Marco Ottaiano raccoglie queste utilissime considerazioni nel primo dei sette capitoli in cui è articolato «Un modo di sentire la realtà» allo scopo di offrire al mercato editoriale un modello di condotta per ispirare i traduttori del nuovo millennio. In virtù di tale scopo, per adempiere al suo ruolo di mentore, il professore presiede anche un corso di traduzione letteraria per l’editoria, da lui stesso fondato, presso l’Istituto Cervantes di Napoli.
Il corso, giunto alla tredicesima edizione, apre le porte a coloro i quali, avendo conseguito già la laurea triennale di primo livello, intendono “rubare” i segreti del mestiere. Ogni lezione si articola in due fasi: una prima parte di introduzione al mondo editoriale cui segue un laboratorio di produzione scritta. I partecipanti, suddivisi in coppie, sono invitati a lavorare su testi in lingua originale afferenti all’area geografica ispano-americana. Di settimana in settimana, a rotazione, un membro della coppia ricoprirà il ruolo di traduttore mentre il collega quello di revisore e viceversa. Le correzioni, collegiali, avvengono sistematicamente in aula per sollecitare dibattiti indispensabili a maturare nuovi spunti di riflessione. Inoltre, per sensibilizzare maggiormente i partecipanti a toccare con mano la realtà editoriale che orbita attorno al traduttore letterario, Ottaiano arricchisce il percorso integrando incontri con professionisti del mestiere, italiani e stranieri.
L’edizione conclusasi nel recente 2023 ne costituisce un esempio. Inaugurata dalla conferenza con il drammaturgo Alberto Conejero, ha ospitato infatti la casa editrice Mar dei Sargassi, il professore Augusto Guarino e la professoressa Paola Gorla, cui si aggiunge l’incontro con Elisabetta Risari, senior editor degli Oscar Mondadori. A chiusura, la consegna dei diplomi a cura di Guillermo Arriaga, scrittore, sceneggiatore e regista messicano, si è ritagliata un importante spazio all’interno del Campania Libri Festival nella suggestiva cornice di Palazzo Reale, a Napoli.
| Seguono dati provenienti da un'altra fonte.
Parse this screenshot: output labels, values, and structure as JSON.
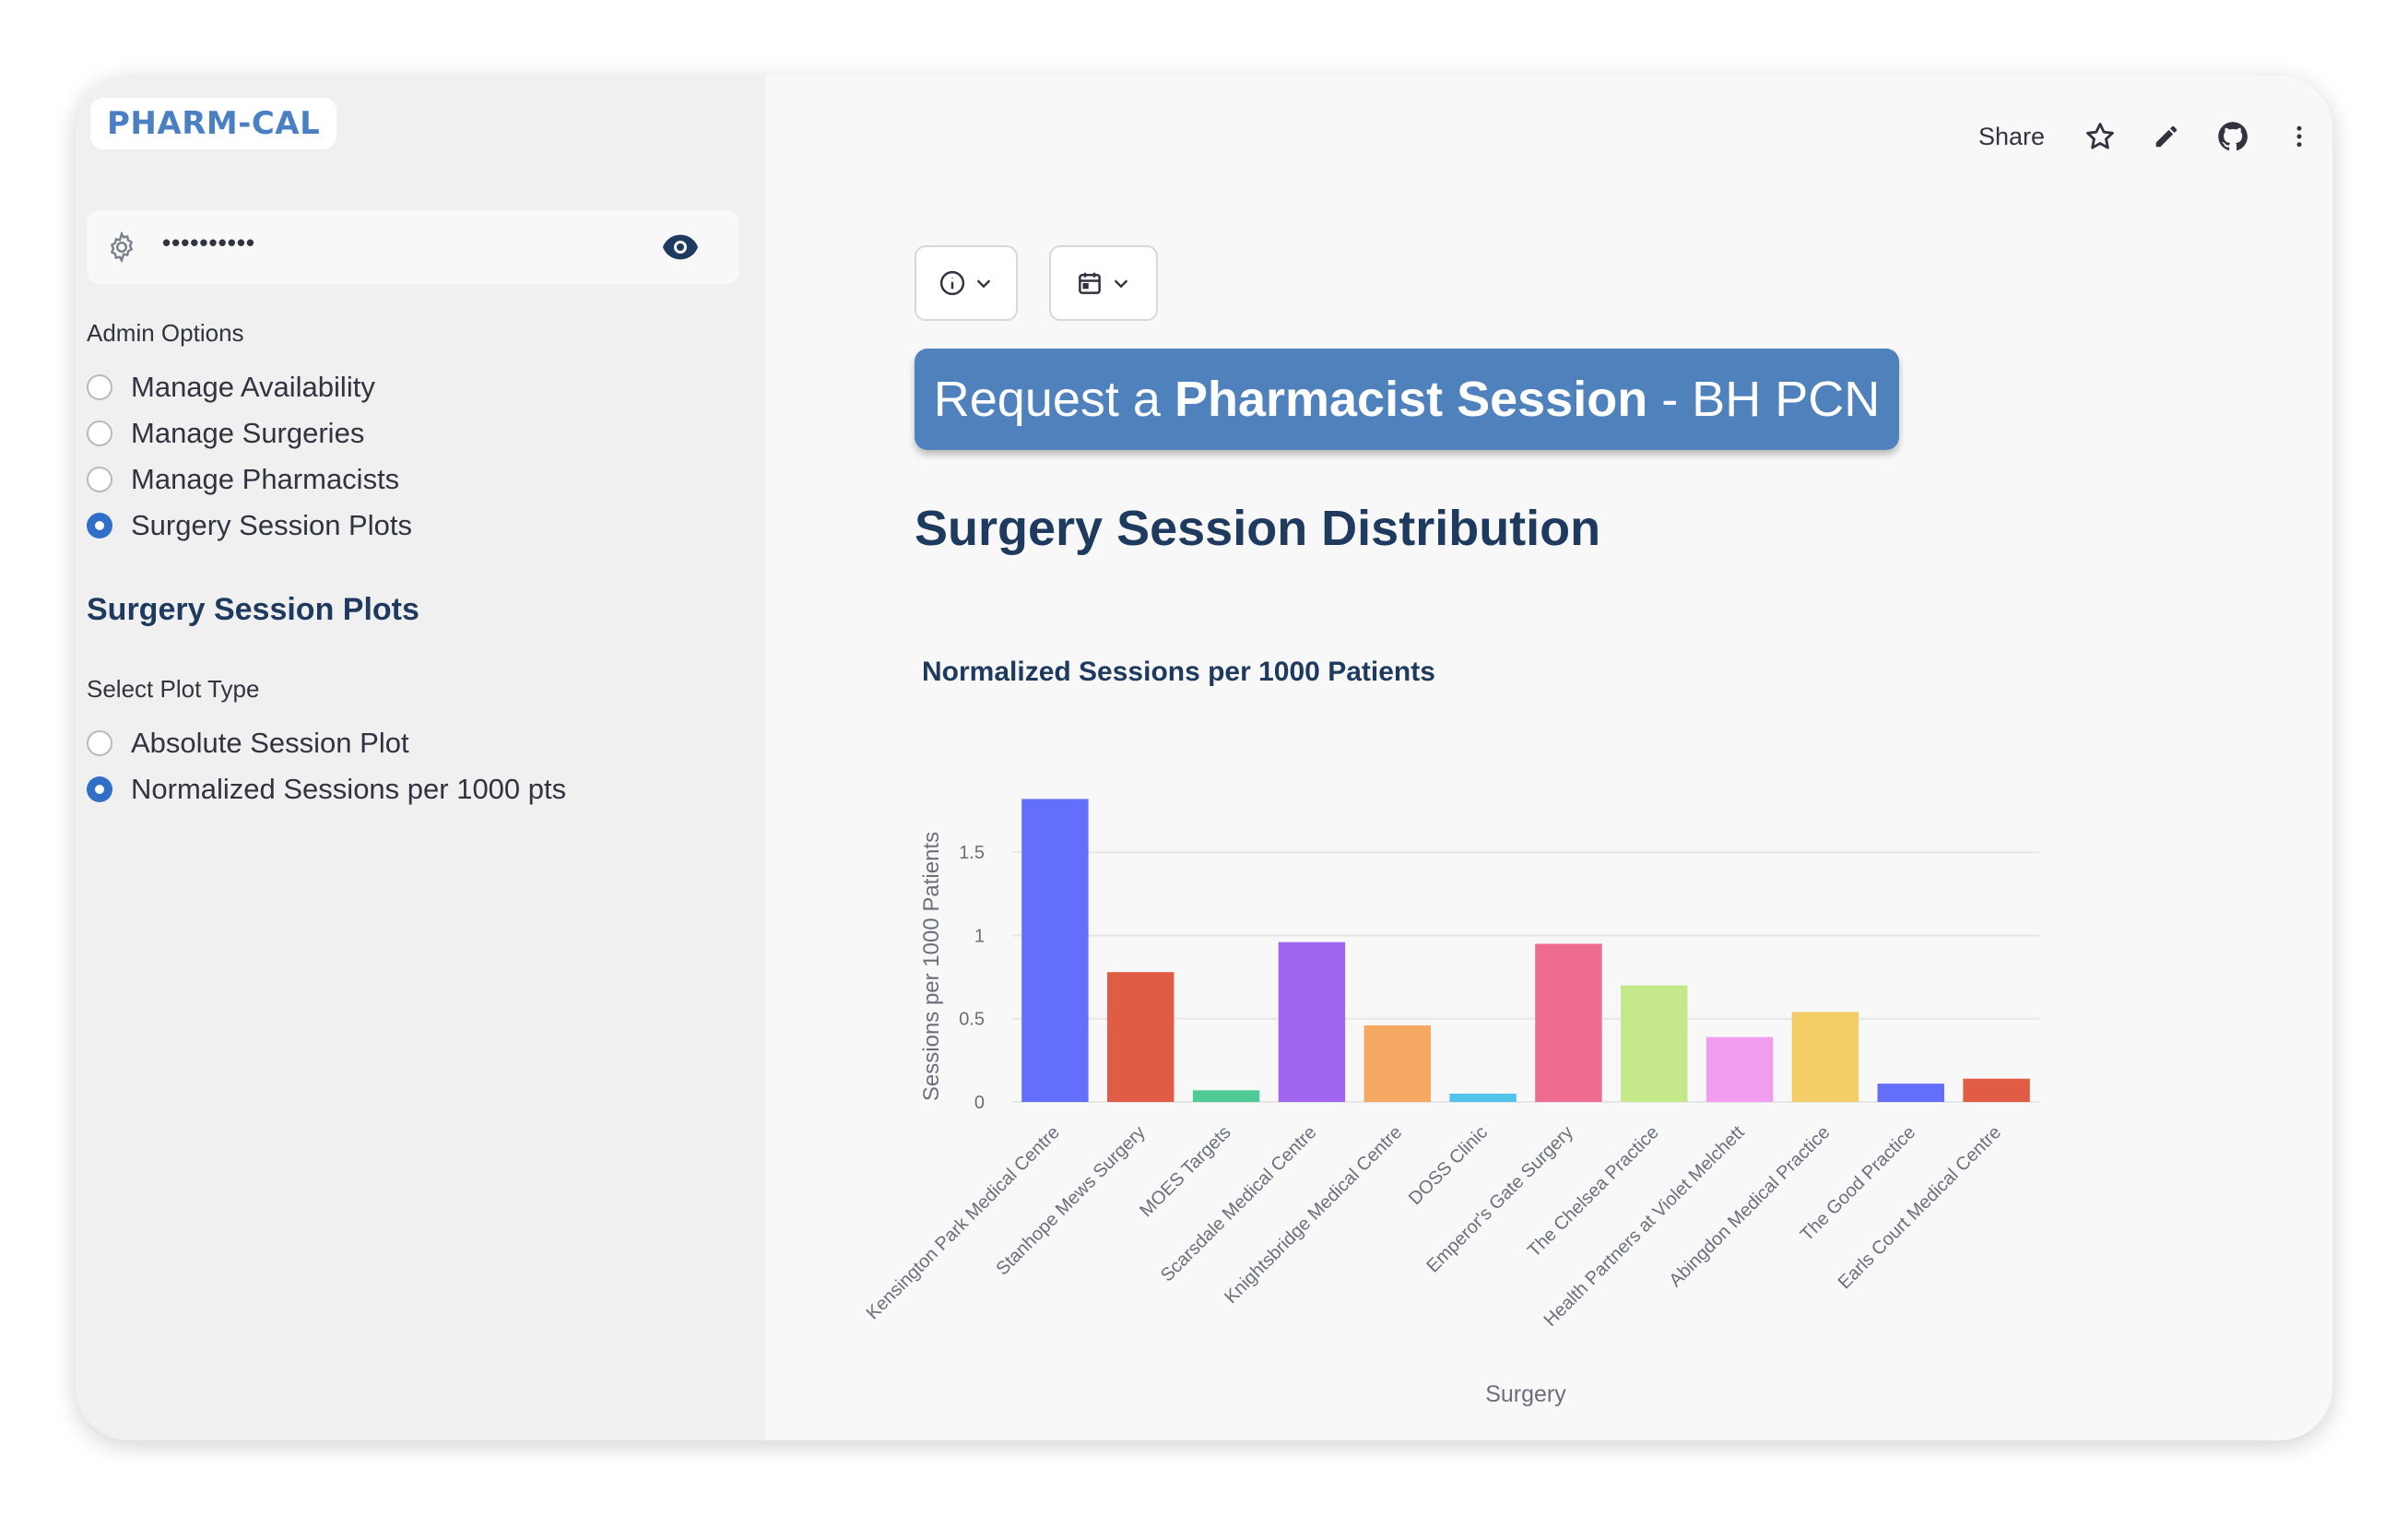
{
  "sidebar": {
    "logo": "PHARM-CAL",
    "password_mask": "••••••••••",
    "admin_options_label": "Admin Options",
    "admin_options": [
      {
        "label": "Manage Availability",
        "selected": false
      },
      {
        "label": "Manage Surgeries",
        "selected": false
      },
      {
        "label": "Manage Pharmacists",
        "selected": false
      },
      {
        "label": "Surgery Session Plots",
        "selected": true
      }
    ],
    "section_title": "Surgery Session Plots",
    "plot_type_label": "Select Plot Type",
    "plot_types": [
      {
        "label": "Absolute Session Plot",
        "selected": false
      },
      {
        "label": "Normalized Sessions per 1000 pts",
        "selected": true
      }
    ]
  },
  "toolbar": {
    "share_label": "Share",
    "icons": [
      "star-icon",
      "pencil-icon",
      "github-icon",
      "more-vertical-icon"
    ]
  },
  "main": {
    "banner_prefix": "Request a ",
    "banner_bold": "Pharmacist Session",
    "banner_suffix": " - BH PCN",
    "heading": "Surgery Session Distribution"
  },
  "chart_data": {
    "type": "bar",
    "title": "Normalized Sessions per 1000 Patients",
    "xlabel": "Surgery",
    "ylabel": "Sessions per 1000 Patients",
    "ylim": [
      0,
      1.85
    ],
    "yticks": [
      0,
      0.5,
      1,
      1.5
    ],
    "ytick_labels": [
      "0",
      "0.5",
      "1",
      "1.5"
    ],
    "grid": true,
    "categories": [
      "Kensington Park Medical Centre",
      "Stanhope Mews Surgery",
      "MOES Targets",
      "Scarsdale Medical Centre",
      "Knightsbridge Medical Centre",
      "DOSS Clinic",
      "Emperor's Gate Surgery",
      "The Chelsea Practice",
      "Health Partners at Violet Melchett",
      "Abingdon Medical Practice",
      "The Good Practice",
      "Earls Court Medical Centre"
    ],
    "values": [
      1.82,
      0.78,
      0.07,
      0.96,
      0.46,
      0.05,
      0.95,
      0.7,
      0.39,
      0.54,
      0.11,
      0.14
    ],
    "colors": [
      "#636efa",
      "#e05c45",
      "#4fc996",
      "#a066f0",
      "#f4a862",
      "#4fc3ea",
      "#ee6c8f",
      "#c4e88a",
      "#f19ef0",
      "#f5cd66",
      "#636efa",
      "#e05c45"
    ]
  }
}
Come si evince, il corso di formazione costituisce un’occasione di apertura a nuovi orizzonti culturali e professionali, nonché un momento di condivisione e crescita individuale. D’altronde, è risaputo che libri e penne sono le armi più potenti di cui dispone il genere umano. E dunque, in conclusione, così formativo, esemplificativo e divulgativo, «Un modo di sentire la realtà» irrompe nelle librerie per garantire ai lettori, attraverso un viaggio culturale, uno strumento teorico e pratico per approcciare saggiamente all’arte del tradurre.